Wolkenstein - Les carabiniers ont élucidé un cas particulièrement perfide de cybercriminalité à Wolkenstein. Une femme de 53 ans originaire de Vénétie avait manipulé et exploité financièrement une ancienne collègue de travail de Val Gardena en inventant une tragédie familiale. Les deux femmes avaient travaillé ensemble par le passé dans un hôtel du Tyrol du Sud.
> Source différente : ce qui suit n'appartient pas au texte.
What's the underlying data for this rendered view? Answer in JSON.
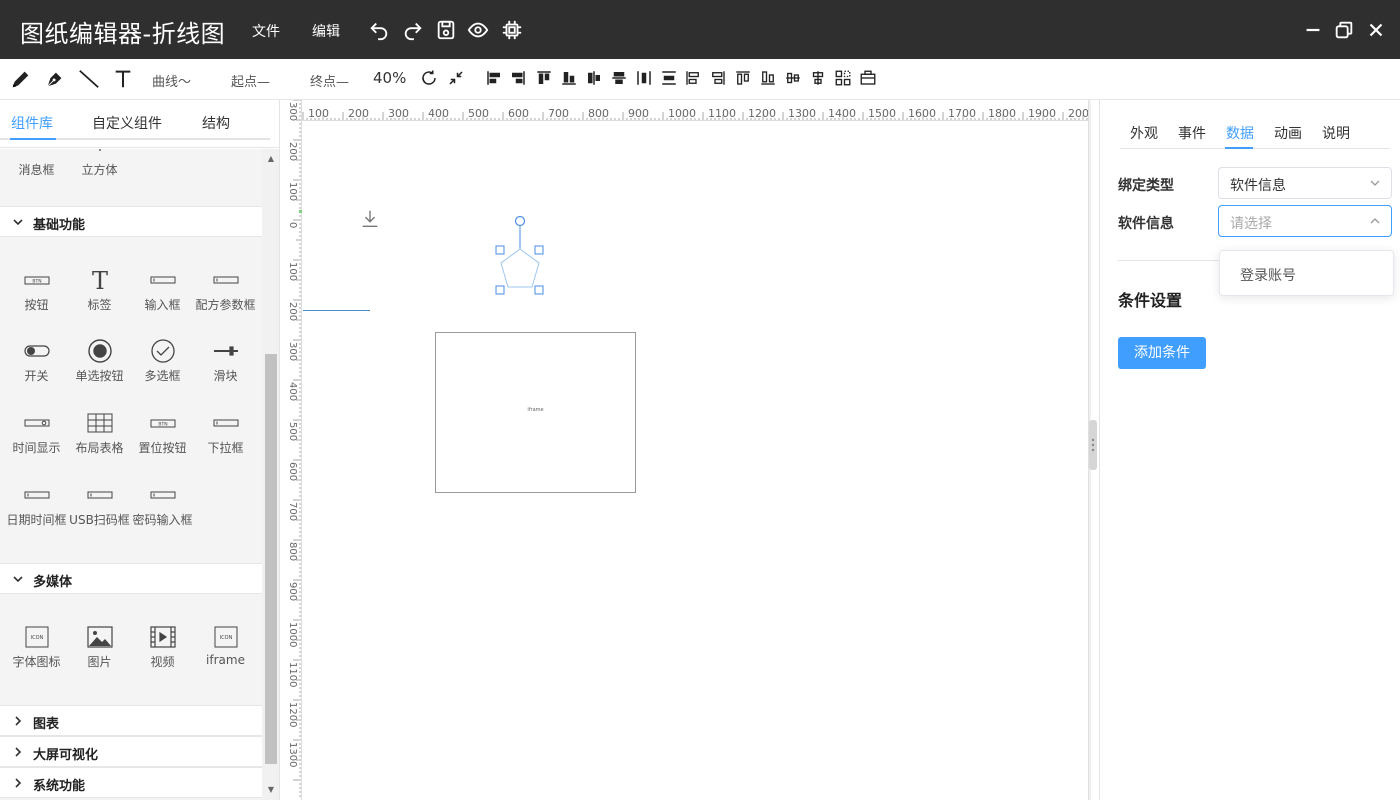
{
  "window": {
    "title": "图纸编辑器-折线图",
    "menu": [
      "文件",
      "编辑"
    ]
  },
  "toolbar": {
    "curve_label": "曲线〜",
    "start_label": "起点—",
    "end_label": "终点—",
    "zoom": "40%"
  },
  "left_panel": {
    "tabs": [
      "组件库",
      "自定义组件",
      "结构"
    ],
    "active_tab": "组件库",
    "partial_items": [
      "消息框",
      "立方体"
    ],
    "sections": [
      {
        "title": "基础功能",
        "expanded": true,
        "items": [
          "按钮",
          "标签",
          "输入框",
          "配方参数框",
          "开关",
          "单选按钮",
          "多选框",
          "滑块",
          "时间显示",
          "布局表格",
          "置位按钮",
          "下拉框",
          "日期时间框",
          "USB扫码框",
          "密码输入框"
        ]
      },
      {
        "title": "多媒体",
        "expanded": true,
        "items": [
          "字体图标",
          "图片",
          "视频",
          "iframe"
        ]
      },
      {
        "title": "图表",
        "expanded": false,
        "items": []
      },
      {
        "title": "大屏可视化",
        "expanded": false,
        "items": []
      },
      {
        "title": "系统功能",
        "expanded": false,
        "items": []
      }
    ]
  },
  "canvas": {
    "ruler_top": [
      "300",
      "100",
      "200",
      "300",
      "400",
      "500",
      "600",
      "700",
      "800",
      "900",
      "1000",
      "1100",
      "1200",
      "1300",
      "1400",
      "1500",
      "1600",
      "1700",
      "1800",
      "1900",
      "200"
    ],
    "ruler_left": [
      "300",
      "200",
      "100",
      "0",
      "100",
      "200",
      "300",
      "400",
      "500",
      "600",
      "700",
      "800",
      "900",
      "1000",
      "1100",
      "1200",
      "1300"
    ],
    "iframe_label": "iframe"
  },
  "right_panel": {
    "tabs": [
      "外观",
      "事件",
      "数据",
      "动画",
      "说明"
    ],
    "active_tab": "数据",
    "binding_type_label": "绑定类型",
    "binding_type_value": "软件信息",
    "software_info_label": "软件信息",
    "software_info_placeholder": "请选择",
    "dropdown_options": [
      "登录账号"
    ],
    "condition_title": "条件设置",
    "add_condition_button": "添加条件"
  },
  "colors": {
    "accent": "#409eff",
    "titlebar": "#2f2f2f"
  }
}
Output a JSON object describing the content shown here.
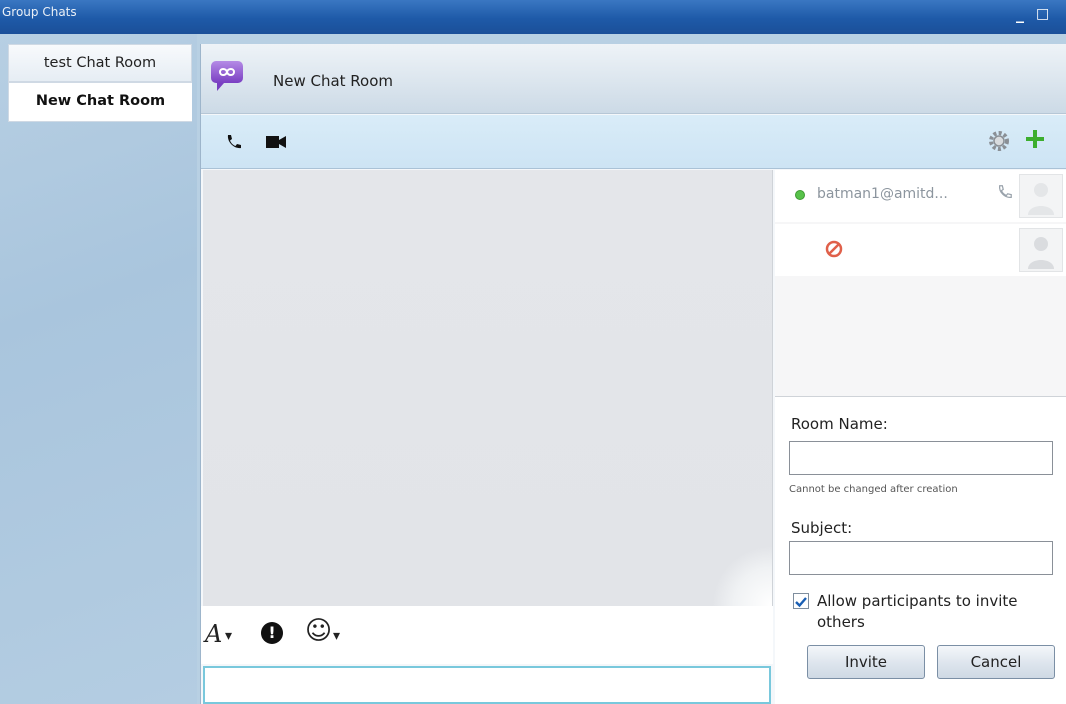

Une tragédie inventée en Suisse
Entre février et mars 2026, cette femme de 53 ans a contacté sa future victime via des services de messagerie. Elle a fait croire à la Val Gardena que sa fille enceinte était en train de mourir dans une clinique suisse. Pour étayer la situation dramatique, l'auteur a affirmé qu'elle ne pouvait pas assumer les frais de traitement quotidiens de 1.700 euros. Par compassion, l'ancienne collègue, qui ne se doutait de rien, a alors transféré les premières sommes d'argent.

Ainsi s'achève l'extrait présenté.